Writers enjoy sharing ideas to improve their craft. Here, I’m looking at ways to trim our writing. Readers will thank us.
I’ll look at common redundancies and a few flabby expressions.
But, reading this post and nodding wisely won’t improve your writing. Stay alert to those extraneous words that sneak into text, or they’ll slide in when you’re not looking. If you include this as part of your editing process you’ll catch most offenders.
Fiction writers, however, should remember that real people often use redundancy and meaningless expressions when talking, so dialogue can be made more natural by occasionally including these.
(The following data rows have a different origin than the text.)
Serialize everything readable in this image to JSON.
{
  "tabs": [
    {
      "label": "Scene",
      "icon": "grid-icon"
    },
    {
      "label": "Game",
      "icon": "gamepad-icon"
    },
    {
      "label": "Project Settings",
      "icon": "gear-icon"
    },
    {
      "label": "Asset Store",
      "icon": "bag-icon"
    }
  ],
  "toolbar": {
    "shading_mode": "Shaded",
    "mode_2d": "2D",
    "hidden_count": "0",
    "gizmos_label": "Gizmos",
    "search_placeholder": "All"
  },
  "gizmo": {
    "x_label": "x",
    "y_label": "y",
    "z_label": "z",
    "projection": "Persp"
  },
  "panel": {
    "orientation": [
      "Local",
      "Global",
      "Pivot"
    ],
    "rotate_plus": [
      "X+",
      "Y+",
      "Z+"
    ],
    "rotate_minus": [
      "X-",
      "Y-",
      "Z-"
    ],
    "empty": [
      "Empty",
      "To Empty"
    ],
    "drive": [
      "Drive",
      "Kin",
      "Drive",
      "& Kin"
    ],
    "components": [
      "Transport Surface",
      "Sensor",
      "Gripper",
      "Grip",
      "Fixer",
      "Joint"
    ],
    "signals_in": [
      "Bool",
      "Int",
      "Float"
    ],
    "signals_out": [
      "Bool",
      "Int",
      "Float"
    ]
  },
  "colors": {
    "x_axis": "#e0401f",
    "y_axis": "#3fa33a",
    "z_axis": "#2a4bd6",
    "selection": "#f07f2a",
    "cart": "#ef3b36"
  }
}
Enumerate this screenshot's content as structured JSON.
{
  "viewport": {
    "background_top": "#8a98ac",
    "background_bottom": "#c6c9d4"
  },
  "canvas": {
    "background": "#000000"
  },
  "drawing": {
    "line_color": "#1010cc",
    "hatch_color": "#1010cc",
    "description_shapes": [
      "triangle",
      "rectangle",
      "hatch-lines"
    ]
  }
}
A gunman is a man bearing a gun, which is armament, therefore ‘armed’ causes the phrase to become a tautology. e.g. Yet another armed gunman went on a killing spree at an American college today. Try: Yet another gunman went on a killing spree at an American college today. Or: Another gunman joins the long list of American killers of children as he uses his licenced weapon for the purpose it was manufactured to perform. (Sorry if this one causes grief to my American readers, but, really America…still living in the Wild West?)
Went back over:
This is a lazy phrase. Better to use something like ‘reread’ or ‘re-evaluated’. e.g. They went back over the evidence. Try: They re-evaluated the evidence.
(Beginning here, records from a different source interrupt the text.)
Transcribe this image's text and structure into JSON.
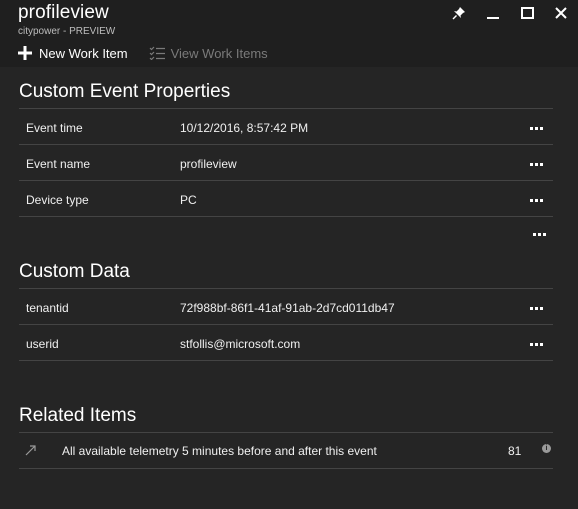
{
  "header": {
    "title": "profileview",
    "subtitle": "citypower - PREVIEW",
    "controls": [
      "pin-icon",
      "minimize-icon",
      "maximize-icon",
      "close-icon"
    ]
  },
  "commands": {
    "new_work_item": "New Work Item",
    "view_work_items": "View Work Items"
  },
  "custom_event_properties": {
    "title": "Custom Event Properties",
    "rows": [
      {
        "key": "Event time",
        "value": "10/12/2016, 8:57:42 PM"
      },
      {
        "key": "Event name",
        "value": "profileview"
      },
      {
        "key": "Device type",
        "value": "PC"
      }
    ]
  },
  "custom_data": {
    "title": "Custom Data",
    "rows": [
      {
        "key": "tenantid",
        "value": "72f988bf-86f1-41af-91ab-2d7cd011db47"
      },
      {
        "key": "userid",
        "value": "stfollis@microsoft.com"
      }
    ]
  },
  "related_items": {
    "title": "Related Items",
    "items": [
      {
        "label": "All available telemetry 5 minutes before and after this event",
        "count": "81",
        "info": "i"
      }
    ]
  }
}
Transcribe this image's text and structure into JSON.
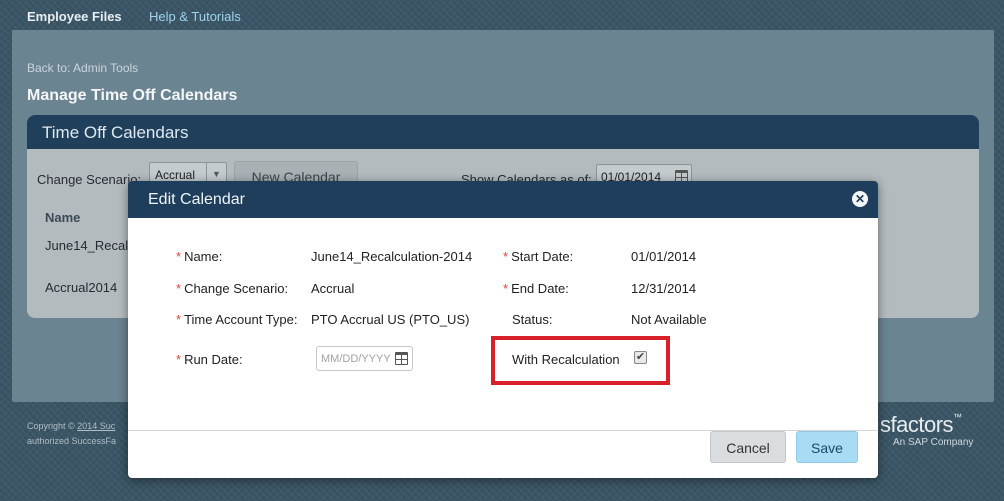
{
  "topbar": {
    "brand": "Employee Files",
    "help": "Help & Tutorials"
  },
  "page": {
    "back_link": "Back to: Admin Tools",
    "title": "Manage Time Off Calendars"
  },
  "panel": {
    "title": "Time Off Calendars",
    "change_scenario_label": "Change Scenario:",
    "change_scenario_value": "Accrual",
    "new_calendar_label": "New Calendar",
    "show_as_of_label": "Show Calendars as of:",
    "show_as_of_value": "01/01/2014",
    "name_header": "Name",
    "rows": [
      "June14_Recalc",
      "Accrual2014"
    ]
  },
  "footer": {
    "copyright_prefix": "Copyright ©",
    "copyright_link": "2014 Suc",
    "line2": "authorized SuccessFa",
    "logo_word": "sfactors",
    "logo_tagline": "An SAP Company"
  },
  "modal": {
    "title": "Edit Calendar",
    "close_glyph": "✕",
    "required_mark": "*",
    "fields": {
      "name": {
        "label": "Name:",
        "value": "June14_Recalculation-2014"
      },
      "change_scenario": {
        "label": "Change Scenario:",
        "value": "Accrual"
      },
      "time_account_type": {
        "label": "Time Account Type:",
        "value": "PTO Accrual US (PTO_US)"
      },
      "run_date": {
        "label": "Run Date:",
        "placeholder": "MM/DD/YYYY"
      },
      "start_date": {
        "label": "Start Date:",
        "value": "01/01/2014"
      },
      "end_date": {
        "label": "End Date:",
        "value": "12/31/2014"
      },
      "status": {
        "label": "Status:",
        "value": "Not Available"
      },
      "with_recalculation": {
        "label": "With Recalculation",
        "checked": true,
        "glyph": "✔"
      }
    },
    "cancel_label": "Cancel",
    "save_label": "Save"
  },
  "colors": {
    "header_navy": "#1e3e5c",
    "required_red": "#d9443c",
    "highlight_red": "#d7202a",
    "save_blue": "#a8dcf4"
  }
}
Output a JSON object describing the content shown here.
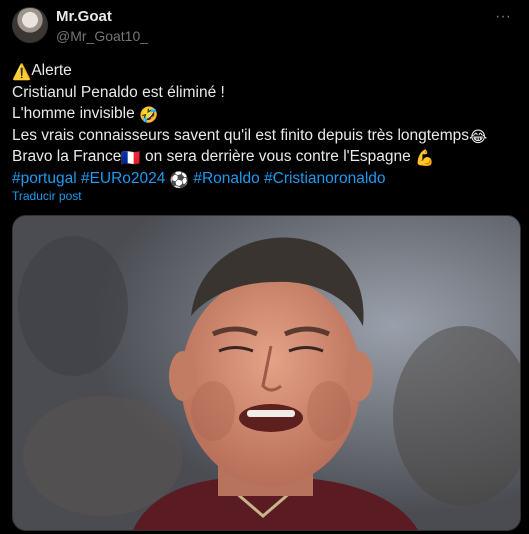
{
  "author": {
    "display_name": "Mr.Goat",
    "handle": "@Mr_Goat10_",
    "more_glyph": "···"
  },
  "post": {
    "line1_text": "Alerte",
    "line2": "Cristianul Penaldo est éliminé !",
    "line3_text": "L'homme invisible ",
    "line4_text": "Les vrais connaisseurs savent qu'il est finito depuis très longtemps",
    "line5_text_a": "Bravo la France",
    "line5_text_b": " on sera derrière vous contre l'Espagne ",
    "hashtags": [
      "#portugal",
      "#EURo2024",
      "#Ronaldo",
      "#Cristianoronaldo"
    ],
    "emoji": {
      "warning": "⚠️",
      "rofl": "🤣",
      "joy": "😂",
      "france_flag": "🇫🇷",
      "muscle": "💪",
      "football": "⚽"
    }
  },
  "translate_link": "Traducir post",
  "media": {
    "icon": "photo-icon",
    "colors": {
      "skin": "#d48e74",
      "hair": "#3a3430",
      "shirt": "#5a1c22",
      "background": "#6c6f77"
    }
  }
}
If some is a ‘fellow’, as in ‘fellow worker’ they are an associate of some form, so ‘fellow’ is redundant. e.g. A fellow colleague caught John and Joan misusing the stores cupboard. Try: A colleague caught John and Joan misusing the stores cupboard. Or: A colleague found John and Joan making creative use of the vacant stores cupboard.
These are suggestions; intended to make us think about what we write, to examine the words and help us decide how we can improve our writing. Rules about writing form useful guides, but, in the words of George Orwell, ‘Break any of these rules sooner than say anything outright barbarous.’